Anyhow, we finished with that part of the park because it was just too darn hot over there. They don't have any trees really planted on that side for some reason. I also knew I couldn't even think about attempting the huge roller coaster or the dropping rides that plunge you some 6 stories before you stop and bounce up and down for a while. I learned my lesson on Space Mountain.

All in all, it was a wonderful experience and I was blessed that my mother cared enough and had the means to make sure that I could cope through it by supporting me with the electric scooter, the pool-time/nap breaks, and supporting me by watching the kids whenever I asked; even when I didn't ask, she was there, helping. Thanks Mom! I couldn't have done it without you.

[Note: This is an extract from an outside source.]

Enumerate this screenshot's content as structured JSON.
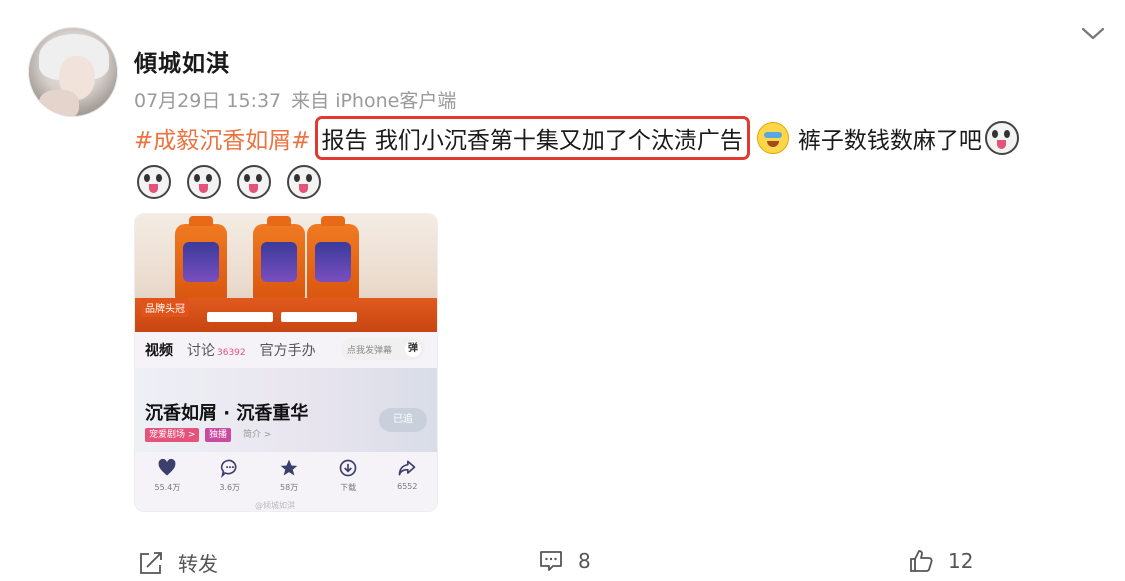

And so, my daughter, her friend, my mother and I - we all built wonderful memories from this trip because of her support. I treasure stuff like that. I know that it is events like these that make my life truly rich. It's not money - that's rich, but not soul rich. Money is a necessary evil, and it is a blessing, as long as people use it to help themselves to help others along the way. That's what I believe anyway. If I ever won or earned or somehow got a hold of a million dollars, I already know what charities, and what ways I would bless others with what I was given. Of course my family would be made comfortable, bills would be paid in full, money would be carefully set aside for the future - and charities that I believe in - would also be helped. I have a great heart that way and I would be so happy to be able to "gift" that way some day...how much joy I would receive in doing that!

So, I find myself "newly rich" in spirit from this trip, and looking forward to getting chemo tomorrow! At least, I hope so. I know this sounds odd, but I really want to see my treatment get back on track, even though I am already confident that I am being healed through God's blessing too. I have been praying non-stop for healing and I am sure that my prayer's are being answered because even though I am sore from all the activities over the last four days, my body feels healthier overall. I realize this may sound like a contradiction to the feelings I just described earlier about overheating, being tired out, etc. but I don't know how else to say it. I feel worn out from the trip because I am weakened from battling this cancer off, but I feel like I am winning the battle too. It's hard to explain...I just feel it.

I spent most of today in bed, recuperating and renewing my strength. I'm up late because of that; whenever I get a nap in, it's often harder for me to fall asleep later on. Oh well, it's no big deal really, at least I'm getting the rest as I need it.

I'm thankful for my family, and I'm thankful for my friends. I'm thankful that this time around in my cancer journey I can be positive and find things I can be thankful for. Last time I was not as positive, optimistic or leaning on faith and I suffered in some ways for it. I was grimly determined and that got me through, but the quality of my life was not at all near what it is today. I am thankful for that too.

Today, I am thankful that I get to be thankful.